Delete one blank line

> +
>  DECLARE_EVENT_CLASS(xdp_redirect_template,
>  
>  	TP_PROTO(const struct net_device *dev,
>  		 const struct bpf_prog *xdp,
> -		 int to_ifindex, int err,
> -		 const struct bpf_map *map, u32 map_index),
> +		 const void *tgt, int err,
> +		 const struct bpf_map *map, u32 index),
>  
> -	TP_ARGS(dev, xdp, to_ifindex, err, map, map_index),
> +	TP_ARGS(dev, xdp, tgt, err, map, index),
>  
>  	TP_STRUCT__entry(
>  		__field(int, prog_id)
> @@ -103,90 +116,65 @@ DECLARE_EVENT_CLASS(xdp_redirect_template,
>  		__entry->act		= XDP_REDIRECT;
>  		__entry->ifindex	= dev->ifindex;
>  		__entry->err		= err;
> -		__entry->to_ifindex	= to_ifindex;
> +		__entry->to_ifindex	= map ? devmap_ifindex(tgt, map) :
> +						index;
>  		__entry->map_id		= map ? map->id : 0;
> -		__entry->map_index	= map_index;
> +		__entry->map_index	= map ? index : 0;
>  	),
>  
> -	TP_printk("prog_id=%d action=%s ifindex=%d to_ifindex=%d err=%d",
> +	TP_printk("prog_id=%d action=%s ifindex=%d to_ifindex=%d err=%d"

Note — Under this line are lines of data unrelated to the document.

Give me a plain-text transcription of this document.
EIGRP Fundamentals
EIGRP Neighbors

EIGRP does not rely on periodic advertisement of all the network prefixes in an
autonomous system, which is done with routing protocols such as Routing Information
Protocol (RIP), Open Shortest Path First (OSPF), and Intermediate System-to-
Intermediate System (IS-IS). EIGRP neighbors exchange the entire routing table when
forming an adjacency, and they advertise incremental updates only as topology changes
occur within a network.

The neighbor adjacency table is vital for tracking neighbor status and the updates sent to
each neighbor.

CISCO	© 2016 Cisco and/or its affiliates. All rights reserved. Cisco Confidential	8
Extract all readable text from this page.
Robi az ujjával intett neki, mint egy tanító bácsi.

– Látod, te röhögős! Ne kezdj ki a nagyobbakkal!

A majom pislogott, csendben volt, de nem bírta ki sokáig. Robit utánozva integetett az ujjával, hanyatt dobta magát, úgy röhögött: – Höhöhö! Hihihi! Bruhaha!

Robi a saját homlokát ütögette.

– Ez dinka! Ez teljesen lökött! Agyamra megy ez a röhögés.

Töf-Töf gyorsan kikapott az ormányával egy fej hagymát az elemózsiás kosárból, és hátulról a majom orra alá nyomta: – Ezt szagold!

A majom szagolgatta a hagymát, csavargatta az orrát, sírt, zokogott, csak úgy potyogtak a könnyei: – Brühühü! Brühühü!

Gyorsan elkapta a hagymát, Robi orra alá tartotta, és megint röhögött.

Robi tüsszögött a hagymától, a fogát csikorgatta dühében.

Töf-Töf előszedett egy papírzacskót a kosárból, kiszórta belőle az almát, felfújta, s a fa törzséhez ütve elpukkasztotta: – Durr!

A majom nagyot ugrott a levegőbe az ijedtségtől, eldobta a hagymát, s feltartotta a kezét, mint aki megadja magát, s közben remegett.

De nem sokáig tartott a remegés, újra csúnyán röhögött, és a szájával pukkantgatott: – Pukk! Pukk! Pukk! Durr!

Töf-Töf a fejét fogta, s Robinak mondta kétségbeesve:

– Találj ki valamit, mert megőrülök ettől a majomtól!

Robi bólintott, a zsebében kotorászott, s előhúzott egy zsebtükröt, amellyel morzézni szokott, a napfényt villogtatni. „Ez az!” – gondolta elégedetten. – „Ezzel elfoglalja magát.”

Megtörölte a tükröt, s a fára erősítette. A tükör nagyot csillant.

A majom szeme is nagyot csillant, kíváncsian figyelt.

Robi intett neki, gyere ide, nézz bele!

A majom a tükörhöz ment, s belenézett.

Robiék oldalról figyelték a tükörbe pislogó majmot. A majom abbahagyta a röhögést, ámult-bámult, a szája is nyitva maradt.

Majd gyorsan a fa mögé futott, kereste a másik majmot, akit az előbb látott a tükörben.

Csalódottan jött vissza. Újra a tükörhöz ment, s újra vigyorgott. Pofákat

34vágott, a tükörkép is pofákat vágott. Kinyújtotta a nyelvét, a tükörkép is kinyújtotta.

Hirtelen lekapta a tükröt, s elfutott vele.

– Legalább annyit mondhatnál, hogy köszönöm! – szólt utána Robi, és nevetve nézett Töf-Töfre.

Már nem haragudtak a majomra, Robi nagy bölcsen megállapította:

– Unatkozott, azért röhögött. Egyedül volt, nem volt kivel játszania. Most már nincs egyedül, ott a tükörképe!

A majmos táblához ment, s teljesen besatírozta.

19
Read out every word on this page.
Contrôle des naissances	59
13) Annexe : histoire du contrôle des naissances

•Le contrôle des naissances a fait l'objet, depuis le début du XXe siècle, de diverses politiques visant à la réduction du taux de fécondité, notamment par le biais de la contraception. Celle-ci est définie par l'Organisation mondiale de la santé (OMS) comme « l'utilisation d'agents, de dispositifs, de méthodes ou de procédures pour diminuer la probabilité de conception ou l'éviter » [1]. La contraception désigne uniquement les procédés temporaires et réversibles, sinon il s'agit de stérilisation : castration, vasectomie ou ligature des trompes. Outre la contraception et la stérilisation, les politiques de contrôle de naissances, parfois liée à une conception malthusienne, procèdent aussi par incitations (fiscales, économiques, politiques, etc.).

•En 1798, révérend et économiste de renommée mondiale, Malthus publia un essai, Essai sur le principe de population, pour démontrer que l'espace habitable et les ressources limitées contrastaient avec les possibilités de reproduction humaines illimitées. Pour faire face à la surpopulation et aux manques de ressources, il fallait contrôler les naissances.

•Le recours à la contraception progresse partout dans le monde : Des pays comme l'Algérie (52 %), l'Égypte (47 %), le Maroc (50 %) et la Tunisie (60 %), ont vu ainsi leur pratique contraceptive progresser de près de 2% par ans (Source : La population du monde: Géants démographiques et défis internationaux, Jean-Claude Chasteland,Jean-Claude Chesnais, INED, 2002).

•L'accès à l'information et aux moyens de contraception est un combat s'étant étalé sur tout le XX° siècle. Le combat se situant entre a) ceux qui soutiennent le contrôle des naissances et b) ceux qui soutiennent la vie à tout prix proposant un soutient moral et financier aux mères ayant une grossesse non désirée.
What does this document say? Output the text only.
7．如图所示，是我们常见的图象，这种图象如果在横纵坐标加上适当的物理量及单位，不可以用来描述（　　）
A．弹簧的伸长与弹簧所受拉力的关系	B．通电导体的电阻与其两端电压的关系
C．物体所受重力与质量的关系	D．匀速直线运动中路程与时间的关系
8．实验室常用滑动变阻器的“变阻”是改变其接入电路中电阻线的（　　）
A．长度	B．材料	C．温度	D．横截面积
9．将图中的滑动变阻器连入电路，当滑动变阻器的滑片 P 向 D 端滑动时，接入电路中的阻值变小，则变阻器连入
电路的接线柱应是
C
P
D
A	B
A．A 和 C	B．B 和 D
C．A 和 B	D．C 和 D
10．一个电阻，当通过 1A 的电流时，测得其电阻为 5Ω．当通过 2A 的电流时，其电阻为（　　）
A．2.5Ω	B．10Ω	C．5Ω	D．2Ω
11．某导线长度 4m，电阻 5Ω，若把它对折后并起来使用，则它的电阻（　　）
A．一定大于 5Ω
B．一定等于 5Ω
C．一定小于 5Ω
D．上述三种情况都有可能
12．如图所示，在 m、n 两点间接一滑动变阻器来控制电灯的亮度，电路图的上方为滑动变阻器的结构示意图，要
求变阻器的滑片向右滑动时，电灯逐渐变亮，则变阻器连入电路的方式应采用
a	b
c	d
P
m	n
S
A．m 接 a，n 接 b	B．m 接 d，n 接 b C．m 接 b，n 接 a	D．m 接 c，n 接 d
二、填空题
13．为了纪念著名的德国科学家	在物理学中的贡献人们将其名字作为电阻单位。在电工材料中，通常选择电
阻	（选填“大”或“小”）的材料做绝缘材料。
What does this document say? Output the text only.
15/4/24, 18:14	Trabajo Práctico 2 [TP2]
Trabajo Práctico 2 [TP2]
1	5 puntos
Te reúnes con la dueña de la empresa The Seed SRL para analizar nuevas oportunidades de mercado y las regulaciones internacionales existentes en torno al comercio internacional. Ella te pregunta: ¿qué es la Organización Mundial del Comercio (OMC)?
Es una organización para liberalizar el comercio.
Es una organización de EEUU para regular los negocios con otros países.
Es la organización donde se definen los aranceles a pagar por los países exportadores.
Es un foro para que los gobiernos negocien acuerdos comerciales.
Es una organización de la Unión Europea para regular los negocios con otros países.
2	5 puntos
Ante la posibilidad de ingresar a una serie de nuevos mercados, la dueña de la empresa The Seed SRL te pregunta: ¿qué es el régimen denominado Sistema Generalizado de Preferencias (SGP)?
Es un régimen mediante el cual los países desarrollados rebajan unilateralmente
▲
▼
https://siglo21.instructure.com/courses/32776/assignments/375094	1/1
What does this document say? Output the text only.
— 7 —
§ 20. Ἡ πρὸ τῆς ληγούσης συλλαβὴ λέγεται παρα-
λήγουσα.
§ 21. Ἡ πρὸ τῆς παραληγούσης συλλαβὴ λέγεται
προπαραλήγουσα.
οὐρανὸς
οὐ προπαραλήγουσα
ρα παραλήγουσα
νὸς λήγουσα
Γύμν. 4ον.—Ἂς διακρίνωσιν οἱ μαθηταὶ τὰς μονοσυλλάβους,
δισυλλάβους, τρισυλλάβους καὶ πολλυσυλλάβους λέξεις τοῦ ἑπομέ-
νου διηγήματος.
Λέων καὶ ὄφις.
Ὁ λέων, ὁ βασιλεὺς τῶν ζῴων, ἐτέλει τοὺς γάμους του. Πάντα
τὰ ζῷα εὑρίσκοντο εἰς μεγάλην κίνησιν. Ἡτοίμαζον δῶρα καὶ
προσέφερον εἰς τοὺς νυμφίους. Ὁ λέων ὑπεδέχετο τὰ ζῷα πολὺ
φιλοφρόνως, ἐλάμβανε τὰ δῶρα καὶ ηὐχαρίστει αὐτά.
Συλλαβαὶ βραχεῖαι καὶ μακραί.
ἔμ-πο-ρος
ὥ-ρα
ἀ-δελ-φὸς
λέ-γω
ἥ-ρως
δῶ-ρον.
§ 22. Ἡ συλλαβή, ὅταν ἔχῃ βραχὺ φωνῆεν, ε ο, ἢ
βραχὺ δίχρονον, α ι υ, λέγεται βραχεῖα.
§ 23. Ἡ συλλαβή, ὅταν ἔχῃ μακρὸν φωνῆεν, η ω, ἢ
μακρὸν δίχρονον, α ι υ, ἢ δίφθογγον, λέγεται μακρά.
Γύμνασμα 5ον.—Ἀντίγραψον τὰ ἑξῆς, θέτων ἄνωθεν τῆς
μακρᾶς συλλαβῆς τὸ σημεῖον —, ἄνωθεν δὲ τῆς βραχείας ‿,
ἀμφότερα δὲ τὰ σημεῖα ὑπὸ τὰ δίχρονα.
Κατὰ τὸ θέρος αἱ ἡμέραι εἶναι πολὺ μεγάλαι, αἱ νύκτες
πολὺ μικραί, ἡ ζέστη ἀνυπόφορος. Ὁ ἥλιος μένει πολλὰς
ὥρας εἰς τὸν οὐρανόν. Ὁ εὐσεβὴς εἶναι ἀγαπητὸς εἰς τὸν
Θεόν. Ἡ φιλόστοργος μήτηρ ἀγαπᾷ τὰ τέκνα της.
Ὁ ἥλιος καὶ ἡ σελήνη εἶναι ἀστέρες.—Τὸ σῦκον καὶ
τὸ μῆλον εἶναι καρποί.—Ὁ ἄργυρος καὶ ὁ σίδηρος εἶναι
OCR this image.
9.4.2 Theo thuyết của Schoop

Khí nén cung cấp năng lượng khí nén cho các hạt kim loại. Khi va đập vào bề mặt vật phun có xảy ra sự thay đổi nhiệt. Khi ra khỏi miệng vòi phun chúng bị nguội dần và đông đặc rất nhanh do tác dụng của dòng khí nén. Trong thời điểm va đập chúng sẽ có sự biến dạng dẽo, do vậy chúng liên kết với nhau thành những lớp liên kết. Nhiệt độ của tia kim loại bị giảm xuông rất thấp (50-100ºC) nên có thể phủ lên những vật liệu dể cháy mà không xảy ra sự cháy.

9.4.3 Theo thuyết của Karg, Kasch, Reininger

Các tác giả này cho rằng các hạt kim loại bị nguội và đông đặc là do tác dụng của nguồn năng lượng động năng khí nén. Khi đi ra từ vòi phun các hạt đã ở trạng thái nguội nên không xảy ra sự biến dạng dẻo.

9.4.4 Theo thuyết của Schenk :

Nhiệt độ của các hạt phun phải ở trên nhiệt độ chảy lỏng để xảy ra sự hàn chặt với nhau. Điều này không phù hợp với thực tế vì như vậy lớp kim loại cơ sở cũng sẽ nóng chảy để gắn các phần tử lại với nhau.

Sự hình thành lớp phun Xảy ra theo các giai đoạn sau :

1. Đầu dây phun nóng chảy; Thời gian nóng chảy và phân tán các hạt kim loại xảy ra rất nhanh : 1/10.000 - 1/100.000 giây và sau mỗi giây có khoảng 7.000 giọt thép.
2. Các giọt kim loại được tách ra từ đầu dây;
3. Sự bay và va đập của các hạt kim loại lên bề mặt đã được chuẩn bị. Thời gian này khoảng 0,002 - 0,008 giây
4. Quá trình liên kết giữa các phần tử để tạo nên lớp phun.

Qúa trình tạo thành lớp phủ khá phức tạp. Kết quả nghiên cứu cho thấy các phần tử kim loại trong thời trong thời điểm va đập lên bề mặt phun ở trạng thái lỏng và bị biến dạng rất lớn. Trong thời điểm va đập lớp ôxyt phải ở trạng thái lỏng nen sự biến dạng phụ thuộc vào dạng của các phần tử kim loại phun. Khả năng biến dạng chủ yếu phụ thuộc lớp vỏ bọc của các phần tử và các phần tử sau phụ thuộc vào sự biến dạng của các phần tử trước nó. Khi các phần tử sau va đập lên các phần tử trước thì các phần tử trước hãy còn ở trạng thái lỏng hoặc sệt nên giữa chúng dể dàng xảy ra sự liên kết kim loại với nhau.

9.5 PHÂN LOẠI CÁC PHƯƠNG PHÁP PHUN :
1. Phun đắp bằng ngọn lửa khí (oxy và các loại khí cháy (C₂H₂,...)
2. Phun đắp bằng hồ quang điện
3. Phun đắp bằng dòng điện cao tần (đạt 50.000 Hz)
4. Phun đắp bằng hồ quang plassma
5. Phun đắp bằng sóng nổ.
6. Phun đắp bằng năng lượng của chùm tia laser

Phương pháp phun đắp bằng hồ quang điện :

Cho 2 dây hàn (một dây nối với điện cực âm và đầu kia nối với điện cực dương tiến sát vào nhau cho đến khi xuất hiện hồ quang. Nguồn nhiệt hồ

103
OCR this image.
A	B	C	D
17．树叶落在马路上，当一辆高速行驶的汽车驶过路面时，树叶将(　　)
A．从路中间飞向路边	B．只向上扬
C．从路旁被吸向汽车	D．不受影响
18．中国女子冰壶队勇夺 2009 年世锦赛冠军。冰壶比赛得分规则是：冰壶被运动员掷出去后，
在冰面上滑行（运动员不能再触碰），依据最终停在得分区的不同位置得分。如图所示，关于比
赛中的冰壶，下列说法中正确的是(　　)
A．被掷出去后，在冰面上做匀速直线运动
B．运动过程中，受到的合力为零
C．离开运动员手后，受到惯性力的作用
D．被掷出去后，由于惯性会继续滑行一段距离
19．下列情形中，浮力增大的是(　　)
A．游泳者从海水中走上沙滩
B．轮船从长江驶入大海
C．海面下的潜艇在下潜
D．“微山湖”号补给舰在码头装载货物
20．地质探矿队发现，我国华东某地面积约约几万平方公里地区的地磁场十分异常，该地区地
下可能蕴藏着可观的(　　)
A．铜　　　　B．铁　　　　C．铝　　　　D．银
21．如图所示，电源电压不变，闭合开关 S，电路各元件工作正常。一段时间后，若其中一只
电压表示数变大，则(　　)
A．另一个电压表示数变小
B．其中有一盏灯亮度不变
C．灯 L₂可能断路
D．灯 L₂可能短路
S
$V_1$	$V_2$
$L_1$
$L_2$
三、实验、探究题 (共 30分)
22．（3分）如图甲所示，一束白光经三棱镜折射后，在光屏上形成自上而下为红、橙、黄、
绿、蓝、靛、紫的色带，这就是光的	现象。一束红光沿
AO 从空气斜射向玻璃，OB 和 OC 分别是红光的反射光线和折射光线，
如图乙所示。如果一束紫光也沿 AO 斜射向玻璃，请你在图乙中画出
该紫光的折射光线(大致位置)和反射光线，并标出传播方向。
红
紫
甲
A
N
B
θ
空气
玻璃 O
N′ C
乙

> +		  " map_id=%d map_index=%d",
>  		  __entry->prog_id,
>  		  __print_symbolic(__entry->act, __XDP_ACT_SYM_TAB),
>  		  __entry->ifindex, __entry->to_ifindex,
> -		  __entry->err)
> +		  __entry->err, __entry->map_id, __entry->map_index)
>  );
>  
>  DEFINE_EVENT(xdp_redirect_template, xdp_redirect,
>  	TP_PROTO(const struct net_device *dev,
>  		 const struct bpf_prog *xdp,
> -		 int to_ifindex, int err,
> -		 const struct bpf_map *map, u32 map_index),
> -	TP_ARGS(dev, xdp, to_ifindex, err, map, map_index)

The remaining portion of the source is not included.